Fu la stessa fotografia, compagna di vita, musa ispiratrice, che insieme alla psichiatria, lo accompagnarono nel ritrovamento di un obiettivo e di un motivo per continuare ad osservare, con il sorriso, il mondo.

"Manhattan Out" nasce da questa apprensione verso la vita, una raccolta di fotografie in bianco e nero mai pubblicate - se non di recente - e che vedono protagonisti gli abitanti visibilmente eccentrici delle strade di Manhattan.

Una raccolta sui cui faccio mea culpa, perché di lei, neanche per puro caso, ne avevo mai sentito parlare (per fortuna ci sono i miei lettori!), né online e né nei libri di fotografia.

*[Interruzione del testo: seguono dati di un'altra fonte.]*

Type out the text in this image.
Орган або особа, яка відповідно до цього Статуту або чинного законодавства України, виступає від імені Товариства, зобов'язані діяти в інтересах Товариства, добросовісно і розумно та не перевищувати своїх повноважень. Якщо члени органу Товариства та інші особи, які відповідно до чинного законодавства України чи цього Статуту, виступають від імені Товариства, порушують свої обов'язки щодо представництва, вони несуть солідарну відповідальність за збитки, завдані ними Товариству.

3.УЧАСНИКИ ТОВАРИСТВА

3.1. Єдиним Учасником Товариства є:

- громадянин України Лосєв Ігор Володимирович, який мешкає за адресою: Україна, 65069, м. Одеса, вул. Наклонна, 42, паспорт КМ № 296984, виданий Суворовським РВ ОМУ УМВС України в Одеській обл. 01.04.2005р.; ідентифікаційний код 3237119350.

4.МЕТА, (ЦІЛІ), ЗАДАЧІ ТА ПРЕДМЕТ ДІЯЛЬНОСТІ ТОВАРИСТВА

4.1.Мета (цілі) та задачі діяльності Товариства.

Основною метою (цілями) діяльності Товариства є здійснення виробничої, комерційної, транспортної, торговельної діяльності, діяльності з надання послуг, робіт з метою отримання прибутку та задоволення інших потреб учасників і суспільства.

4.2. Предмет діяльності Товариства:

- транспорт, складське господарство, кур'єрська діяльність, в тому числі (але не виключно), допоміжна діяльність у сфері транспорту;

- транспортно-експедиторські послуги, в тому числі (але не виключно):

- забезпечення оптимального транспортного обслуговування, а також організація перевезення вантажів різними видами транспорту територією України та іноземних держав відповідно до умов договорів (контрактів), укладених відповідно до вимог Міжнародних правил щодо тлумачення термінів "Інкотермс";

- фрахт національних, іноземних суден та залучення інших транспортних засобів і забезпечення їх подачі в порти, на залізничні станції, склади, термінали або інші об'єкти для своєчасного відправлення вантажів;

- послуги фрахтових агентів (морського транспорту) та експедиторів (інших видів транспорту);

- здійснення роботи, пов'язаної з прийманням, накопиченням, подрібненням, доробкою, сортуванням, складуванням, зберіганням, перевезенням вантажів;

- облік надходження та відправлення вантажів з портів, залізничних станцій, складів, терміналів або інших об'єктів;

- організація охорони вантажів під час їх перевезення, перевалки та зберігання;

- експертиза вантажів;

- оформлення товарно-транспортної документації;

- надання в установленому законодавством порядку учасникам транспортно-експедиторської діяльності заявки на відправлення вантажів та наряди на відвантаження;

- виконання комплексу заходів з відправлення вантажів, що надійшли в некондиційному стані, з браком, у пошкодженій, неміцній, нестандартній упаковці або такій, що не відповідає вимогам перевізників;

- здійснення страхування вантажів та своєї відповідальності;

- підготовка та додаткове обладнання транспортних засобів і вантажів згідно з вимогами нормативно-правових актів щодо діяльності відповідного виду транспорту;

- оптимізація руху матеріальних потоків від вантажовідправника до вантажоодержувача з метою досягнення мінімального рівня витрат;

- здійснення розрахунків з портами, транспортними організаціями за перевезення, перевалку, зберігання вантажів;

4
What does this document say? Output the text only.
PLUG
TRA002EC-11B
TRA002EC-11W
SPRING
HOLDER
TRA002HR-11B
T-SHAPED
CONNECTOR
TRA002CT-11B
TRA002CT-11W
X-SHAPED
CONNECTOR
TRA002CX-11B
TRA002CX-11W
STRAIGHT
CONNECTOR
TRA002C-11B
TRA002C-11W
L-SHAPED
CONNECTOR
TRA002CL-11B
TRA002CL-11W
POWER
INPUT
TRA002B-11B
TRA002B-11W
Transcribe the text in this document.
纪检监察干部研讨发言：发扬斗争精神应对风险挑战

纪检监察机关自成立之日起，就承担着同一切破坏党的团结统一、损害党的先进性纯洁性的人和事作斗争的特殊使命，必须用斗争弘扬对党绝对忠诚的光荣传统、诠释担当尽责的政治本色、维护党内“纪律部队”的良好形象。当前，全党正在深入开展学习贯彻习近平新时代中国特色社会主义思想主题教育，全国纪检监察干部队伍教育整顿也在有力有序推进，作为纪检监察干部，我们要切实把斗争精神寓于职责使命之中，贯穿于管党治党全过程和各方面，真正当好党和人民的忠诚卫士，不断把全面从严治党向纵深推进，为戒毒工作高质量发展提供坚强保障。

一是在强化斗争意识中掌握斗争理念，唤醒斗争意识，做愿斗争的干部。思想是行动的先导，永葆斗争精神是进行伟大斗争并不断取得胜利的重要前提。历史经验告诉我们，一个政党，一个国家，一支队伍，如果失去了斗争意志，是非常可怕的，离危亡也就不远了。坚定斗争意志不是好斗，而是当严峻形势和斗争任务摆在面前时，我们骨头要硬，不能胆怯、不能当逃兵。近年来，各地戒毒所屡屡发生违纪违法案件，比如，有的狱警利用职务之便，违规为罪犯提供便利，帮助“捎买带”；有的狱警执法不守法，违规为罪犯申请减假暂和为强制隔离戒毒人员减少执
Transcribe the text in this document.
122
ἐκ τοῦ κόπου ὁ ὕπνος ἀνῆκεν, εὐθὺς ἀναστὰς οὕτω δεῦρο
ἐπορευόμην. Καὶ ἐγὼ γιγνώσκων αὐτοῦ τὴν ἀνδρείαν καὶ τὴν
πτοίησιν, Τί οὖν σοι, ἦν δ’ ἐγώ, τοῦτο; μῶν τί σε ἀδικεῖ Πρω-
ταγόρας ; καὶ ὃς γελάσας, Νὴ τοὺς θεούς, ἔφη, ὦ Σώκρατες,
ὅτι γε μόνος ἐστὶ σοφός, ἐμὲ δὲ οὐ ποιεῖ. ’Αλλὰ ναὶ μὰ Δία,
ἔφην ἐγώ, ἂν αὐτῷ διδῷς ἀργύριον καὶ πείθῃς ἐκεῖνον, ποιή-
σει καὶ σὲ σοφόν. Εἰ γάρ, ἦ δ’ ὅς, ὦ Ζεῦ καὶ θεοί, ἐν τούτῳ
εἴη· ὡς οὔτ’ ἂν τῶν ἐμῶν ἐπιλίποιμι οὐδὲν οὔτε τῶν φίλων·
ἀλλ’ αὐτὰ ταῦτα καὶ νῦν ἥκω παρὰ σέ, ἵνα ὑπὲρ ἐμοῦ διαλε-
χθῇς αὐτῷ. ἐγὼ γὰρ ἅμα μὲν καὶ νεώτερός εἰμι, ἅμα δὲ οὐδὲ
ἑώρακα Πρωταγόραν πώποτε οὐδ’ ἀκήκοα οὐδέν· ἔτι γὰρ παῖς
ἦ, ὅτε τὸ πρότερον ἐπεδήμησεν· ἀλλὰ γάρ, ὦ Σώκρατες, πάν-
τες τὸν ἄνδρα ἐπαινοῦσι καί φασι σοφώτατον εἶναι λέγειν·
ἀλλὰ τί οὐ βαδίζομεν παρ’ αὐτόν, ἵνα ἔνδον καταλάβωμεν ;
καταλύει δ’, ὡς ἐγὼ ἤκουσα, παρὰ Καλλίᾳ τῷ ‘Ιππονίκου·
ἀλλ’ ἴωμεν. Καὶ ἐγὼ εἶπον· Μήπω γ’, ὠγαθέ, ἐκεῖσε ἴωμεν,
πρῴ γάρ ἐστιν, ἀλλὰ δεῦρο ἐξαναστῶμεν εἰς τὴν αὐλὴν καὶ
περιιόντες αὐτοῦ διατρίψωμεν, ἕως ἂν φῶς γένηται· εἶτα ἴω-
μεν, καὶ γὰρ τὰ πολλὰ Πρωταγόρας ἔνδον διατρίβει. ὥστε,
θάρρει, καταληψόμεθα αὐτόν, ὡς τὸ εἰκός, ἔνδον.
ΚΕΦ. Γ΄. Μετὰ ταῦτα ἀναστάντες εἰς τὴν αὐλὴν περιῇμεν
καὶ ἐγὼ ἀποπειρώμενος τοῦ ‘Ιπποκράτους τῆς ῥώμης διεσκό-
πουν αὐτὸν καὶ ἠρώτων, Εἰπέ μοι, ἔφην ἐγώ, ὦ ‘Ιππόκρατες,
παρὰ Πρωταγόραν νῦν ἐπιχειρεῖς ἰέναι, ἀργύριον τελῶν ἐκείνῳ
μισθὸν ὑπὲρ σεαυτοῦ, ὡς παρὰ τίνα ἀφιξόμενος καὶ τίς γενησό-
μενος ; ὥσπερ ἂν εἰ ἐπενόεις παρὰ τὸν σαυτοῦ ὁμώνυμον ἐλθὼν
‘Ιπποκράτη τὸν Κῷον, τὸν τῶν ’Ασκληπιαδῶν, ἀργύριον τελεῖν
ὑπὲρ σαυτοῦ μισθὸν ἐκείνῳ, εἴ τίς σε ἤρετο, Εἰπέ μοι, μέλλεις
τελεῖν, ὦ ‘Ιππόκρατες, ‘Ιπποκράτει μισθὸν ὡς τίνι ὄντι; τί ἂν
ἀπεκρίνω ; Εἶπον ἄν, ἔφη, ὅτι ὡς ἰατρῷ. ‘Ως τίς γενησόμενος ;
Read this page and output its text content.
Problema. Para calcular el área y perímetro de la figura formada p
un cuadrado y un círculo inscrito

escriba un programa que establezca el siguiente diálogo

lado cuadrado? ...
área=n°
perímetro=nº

Ma partiamo dal principio.

"Manhattan Out". 1981. di © Raymond Depardon

Siamo agli inizi degli anni '80. Raymond Depardon è appena tornato da un soggiorno - definito da lui stesso "fin troppo lungo" - in un centro psichiatrico vicino a Trieste.

Un'amica, a New York, lo accoglie nel suo appartamento, offrendogli la possibilità di dividere uno studio e ricominciare così a scattare fotografie. Di cose serie, impegnate, però, Raymond non ne ha ancora voglia, così scende in strada e si lascia andare al flusso della folla, in cerca di idee.

E qui inizia la storia.

Il fotografo francese racconta, nell'introduzione del suo libro, di aver trovato nelle sue scorribande mattutine per la città, un forma di sollievo, un modo per stemperare la tensione rivolgendola nella costruzione di un qualcosa di duraturo.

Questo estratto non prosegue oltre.